Her mother was the only one who felt Maizie wasn’t good enough. As for Kennon, she adored her aunt and had told Nikki more than once that she envied her cousin’s relationship with such a forward-thinking woman.

“Anytime you want to trade, just let me know,” Nikki had said to her. At the time Nikki was somewhat upset because she claimed that her mother was forever trying to play matchmaker and set her up with someone.

These days, Nikki was no longer complaining, especially since, according to what Kennon had heard, Aunt Maizie was the one who had set Nikki up with the sensitive, handsome hunk she had just recently married.

Kennon supposed that was one thing in her mother’s favor. Ruth Connors Cassidy didn’t play matchmaker, at least not anymore, she thought with a smile. Not since all the eligible sons of her mother’s friends had been taken off the market.

But Aunt Maizie was making matches like gang-busters. What if her mother had gone to Aunt Maizie and asked her to …?

No. She was allowing her imagination to run away with her. Her mother wouldn’t do that. Besides, she was through with men. To hell with all of them—except of course for Nathan, she amended. But then, he was more like a brother than a man anyway.
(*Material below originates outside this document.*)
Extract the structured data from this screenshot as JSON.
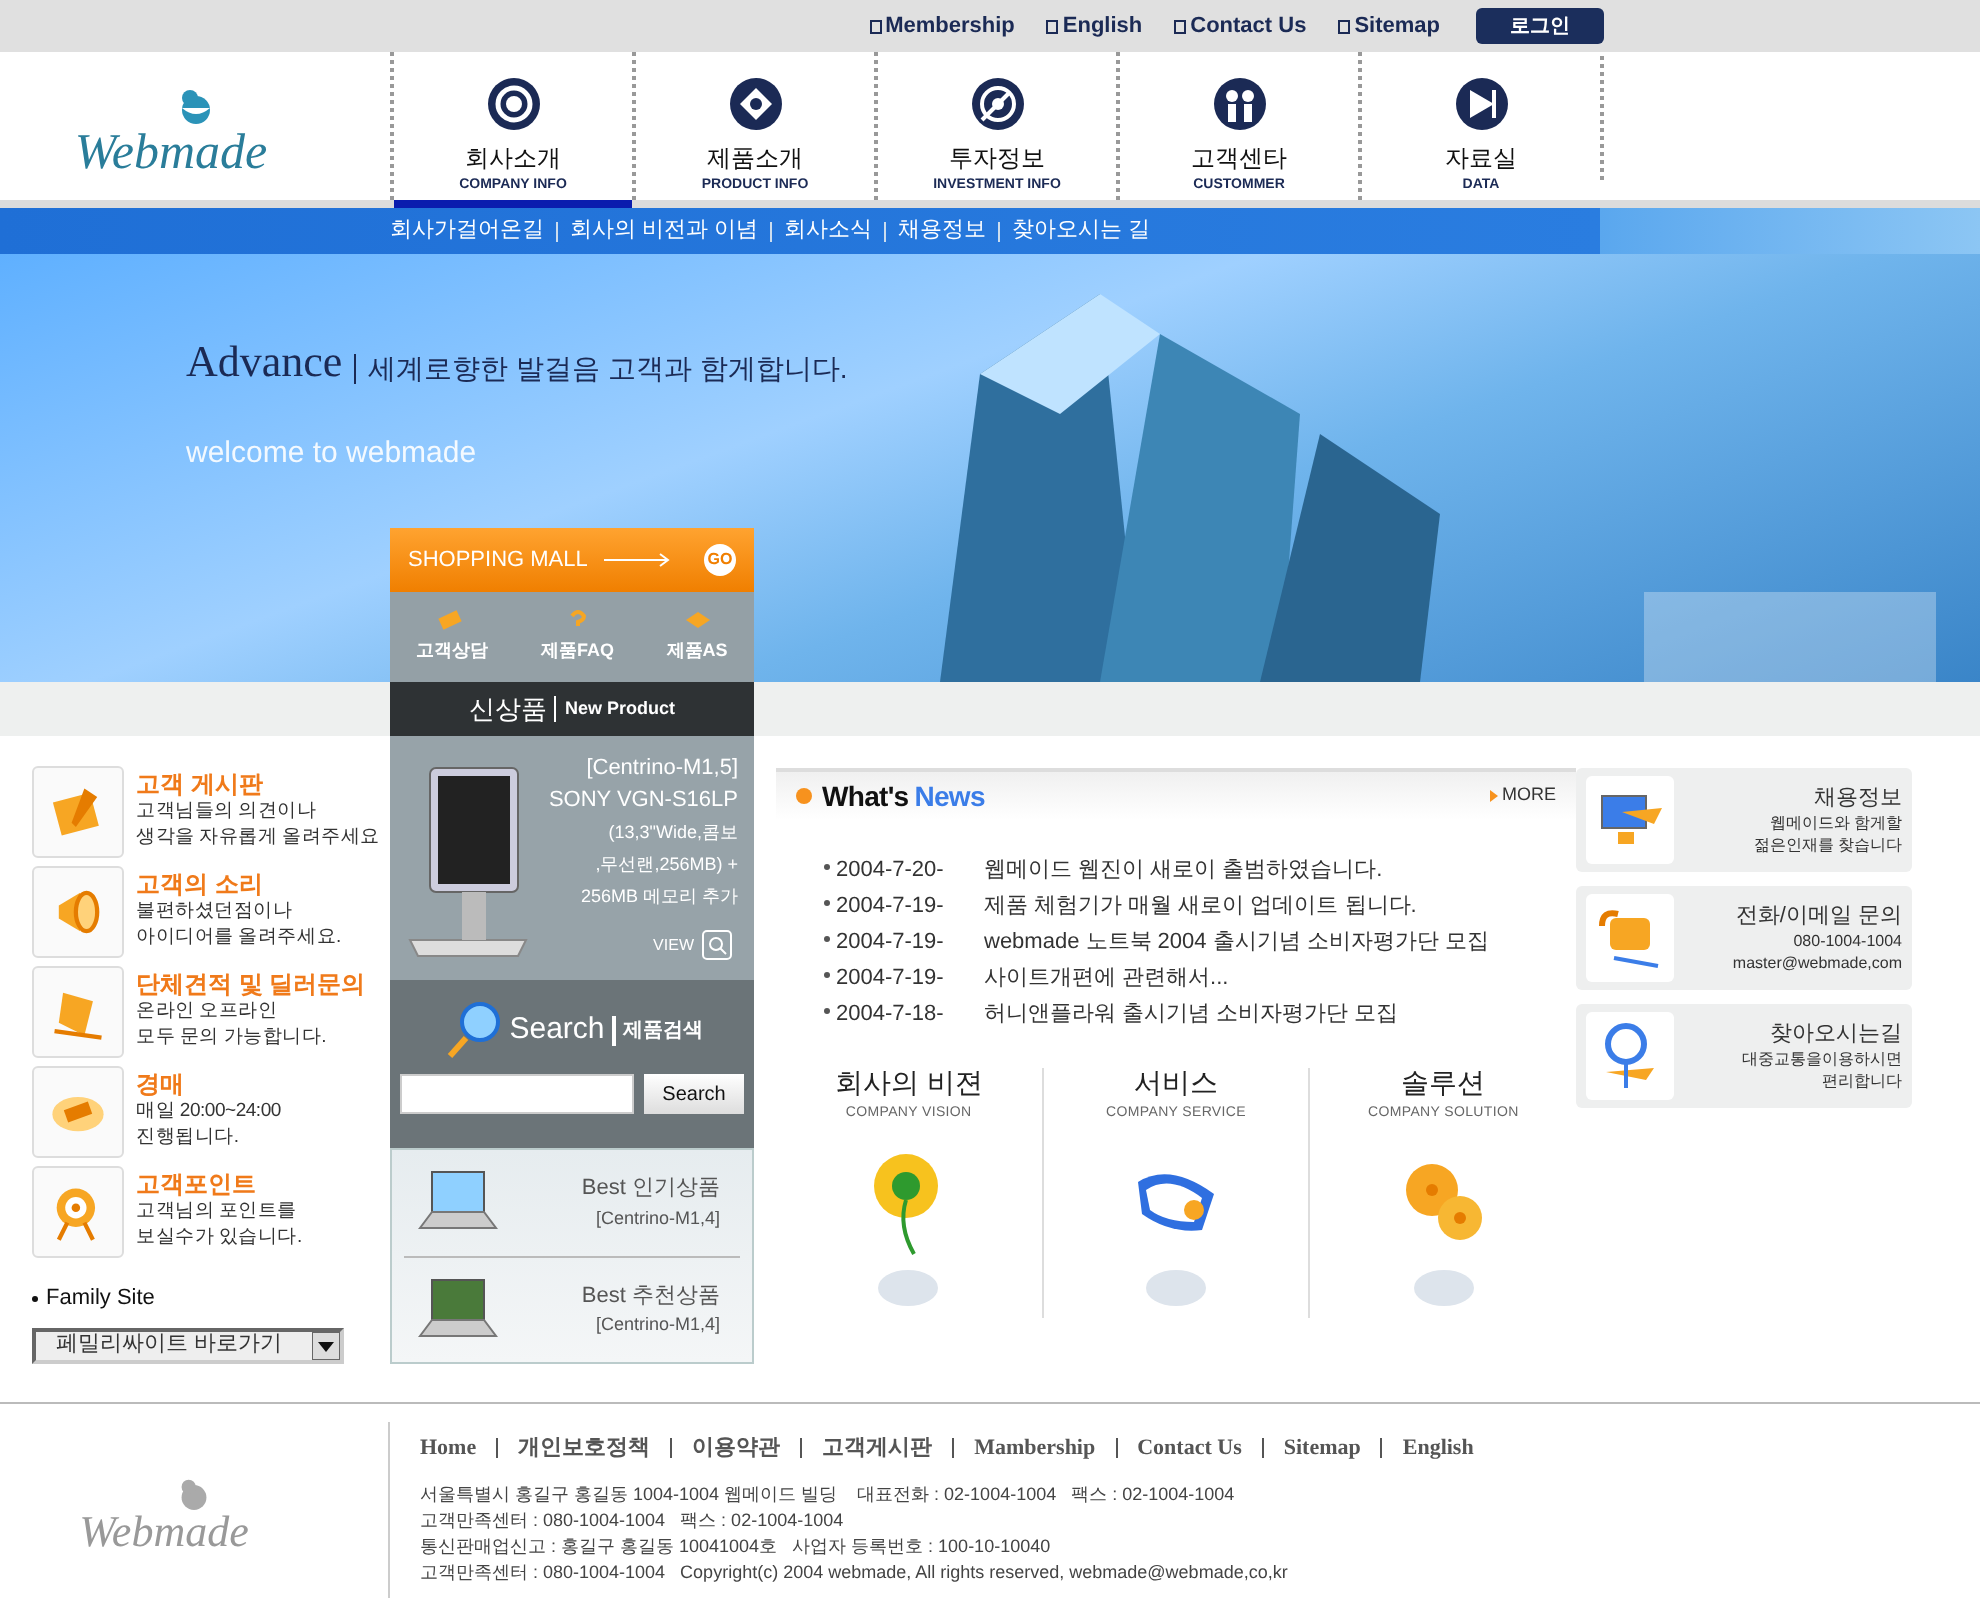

Kennon frowned into the small oval mirror over the pedestal sink. “Since I look like something that the cat dragged in, why don’t you go in my place?” she suggested.
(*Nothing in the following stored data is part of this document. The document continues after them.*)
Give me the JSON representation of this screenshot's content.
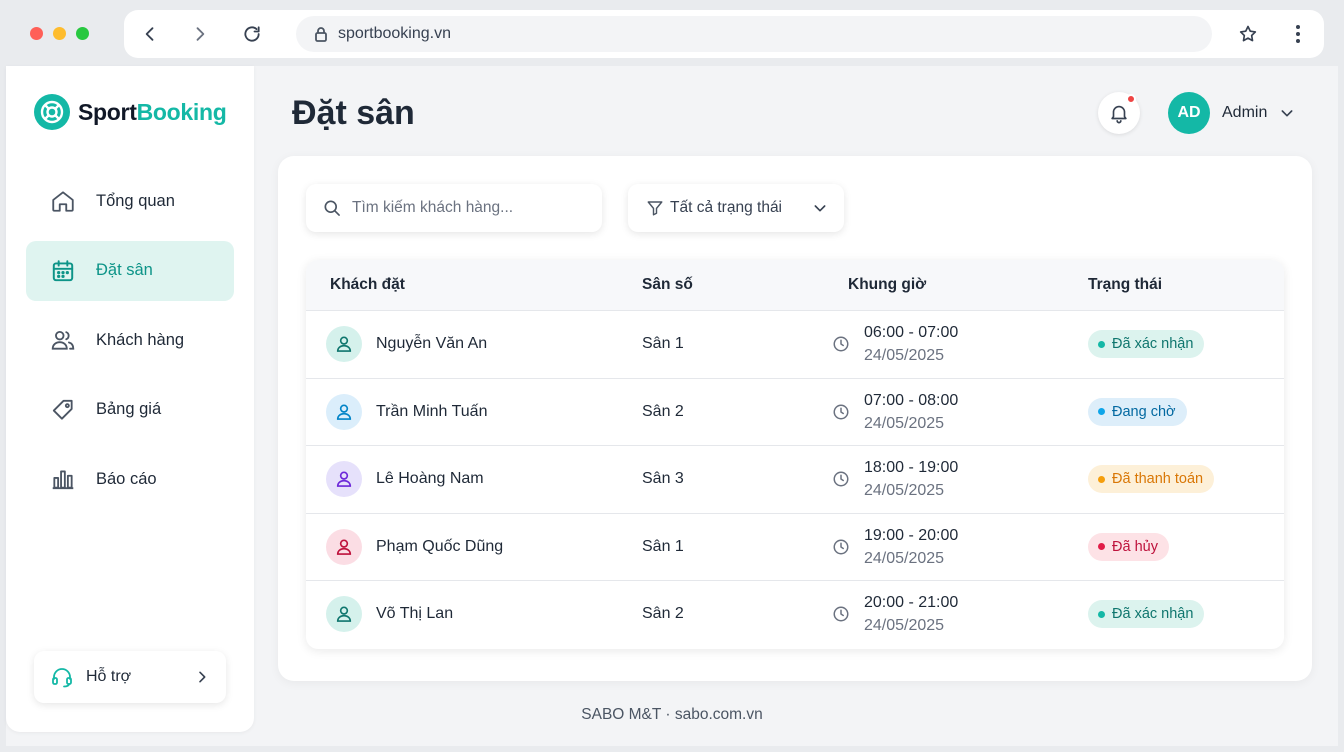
{
  "browser": {
    "url": "sportbooking.vn"
  },
  "brand": {
    "name_part1": "Sport",
    "name_part2": "Booking",
    "accent": "#14b8a6"
  },
  "sidebar": {
    "items": [
      {
        "label": "Tổng quan",
        "icon": "home-icon",
        "active": false
      },
      {
        "label": "Đặt sân",
        "icon": "calendar-icon",
        "active": true
      },
      {
        "label": "Khách hàng",
        "icon": "users-icon",
        "active": false
      },
      {
        "label": "Bảng giá",
        "icon": "tag-icon",
        "active": false
      },
      {
        "label": "Báo cáo",
        "icon": "bar-chart-icon",
        "active": false
      }
    ],
    "support_label": "Hỗ trợ"
  },
  "header": {
    "title": "Đặt sân",
    "user_initials": "AD",
    "user_name": "Admin"
  },
  "filters": {
    "search_placeholder": "Tìm kiếm khách hàng...",
    "status_filter": "Tất cả trạng thái"
  },
  "table": {
    "headers": [
      "Khách đặt",
      "Sân số",
      "Khung giờ",
      "Trạng thái"
    ],
    "rows": [
      {
        "customer": "Nguyễn Văn An",
        "court": "Sân 1",
        "time": "06:00 - 07:00",
        "date": "24/05/2025",
        "status": "Đã xác nhận",
        "status_type": "confirmed",
        "avatar_color": "#0f766e",
        "avatar_bg": "#d5f1ec"
      },
      {
        "customer": "Trần Minh Tuấn",
        "court": "Sân 2",
        "time": "07:00 - 08:00",
        "date": "24/05/2025",
        "status": "Đang chờ",
        "status_type": "pending",
        "avatar_color": "#0284c7",
        "avatar_bg": "#dbeefb"
      },
      {
        "customer": "Lê Hoàng Nam",
        "court": "Sân 3",
        "time": "18:00 - 19:00",
        "date": "24/05/2025",
        "status": "Đã thanh toán",
        "status_type": "paid",
        "avatar_color": "#6d28d9",
        "avatar_bg": "#e6e1fb"
      },
      {
        "customer": "Phạm Quốc Dũng",
        "court": "Sân 1",
        "time": "19:00 - 20:00",
        "date": "24/05/2025",
        "status": "Đã hủy",
        "status_type": "cancelled",
        "avatar_color": "#be123c",
        "avatar_bg": "#fbdde4"
      },
      {
        "customer": "Võ Thị Lan",
        "court": "Sân 2",
        "time": "20:00 - 21:00",
        "date": "24/05/2025",
        "status": "Đã xác nhận",
        "status_type": "confirmed",
        "avatar_color": "#0f766e",
        "avatar_bg": "#d5f1ec"
      }
    ]
  },
  "status_colors": {
    "confirmed": {
      "bg": "#dcf3ee",
      "fg": "#0f766e",
      "dot": "#14b8a6"
    },
    "pending": {
      "bg": "#ddeefa",
      "fg": "#0369a1",
      "dot": "#0ea5e9"
    },
    "paid": {
      "bg": "#fdf0d8",
      "fg": "#d97706",
      "dot": "#f59e0b"
    },
    "cancelled": {
      "bg": "#fde2e6",
      "fg": "#be123c",
      "dot": "#e11d48"
    }
  },
  "footer": {
    "text": "SABO M&T · sabo.com.vn"
  }
}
Nathan shook his head. “A, you no longer look like something that the cat dragged in. And B, the client said he only wanted to deal with the owner. In case your brain is still a little foggy, that would be you.”

“Since you took the referral, what else do you know?” she asked him.

“Only that your aunt sold him the house and the man has no furniture. He wants you to furnish his house.”

There was no point in fighting this, she thought. And maybe this was what she needed, a new project. Decorating a whole house could come to a tidy little commission. “All right, get me the address and I’m on my way.”

“Got it right here,” Nathan told her, taking a folded piece of paper out of his vest pocket. “Printed out a map for you and everything,” he added, opening up the paper and handing it to her with a flourish. “Since I know how GPS-challenged you are.”

“I’m not GPS-challenged,” she corrected him. “I just don’t like a machine telling me where to go.” Kennon looked at him pointedly. “I already get enough of that from you.”

Nathan took no offense. “You know you love it.”

“Keep reminding me,” Kennon instructed wearily.

She was still thinking that long after Nathan’s voice had faded away and she had made the quick seven-mile trip to her destination. Right now, she felt like thirty miles of bad road. The last thing she wanted to do was meet a new client. But the economy being what it was, no job was too small at this point. And Nathan did say the man wanted enough furniture to fill his whole house. Hopefully, the man was not living in a one-bedroom house.

 

Dear God, Kennon, where’s your optimism? Where’s your hope? How could you have let that creep get to you this way? Nathan’s right. The breakup was a godsend. It saved you from making a stupid mistake. You didn’t love Pete, you loved the idea of him. Now get over it, damn it!

Following Nathan’s map, she made another turn to the right. A few yards from the corner stood a magnificent two-story house.

Getting out of her vehicle, Kennon didn’t bother locking the door. She walked up to the huge front door and rang the bell. The next second, the beginning notes of the Anvil Chorus sounded throughout the house.

Well, at least it wasn’t taps, she thought.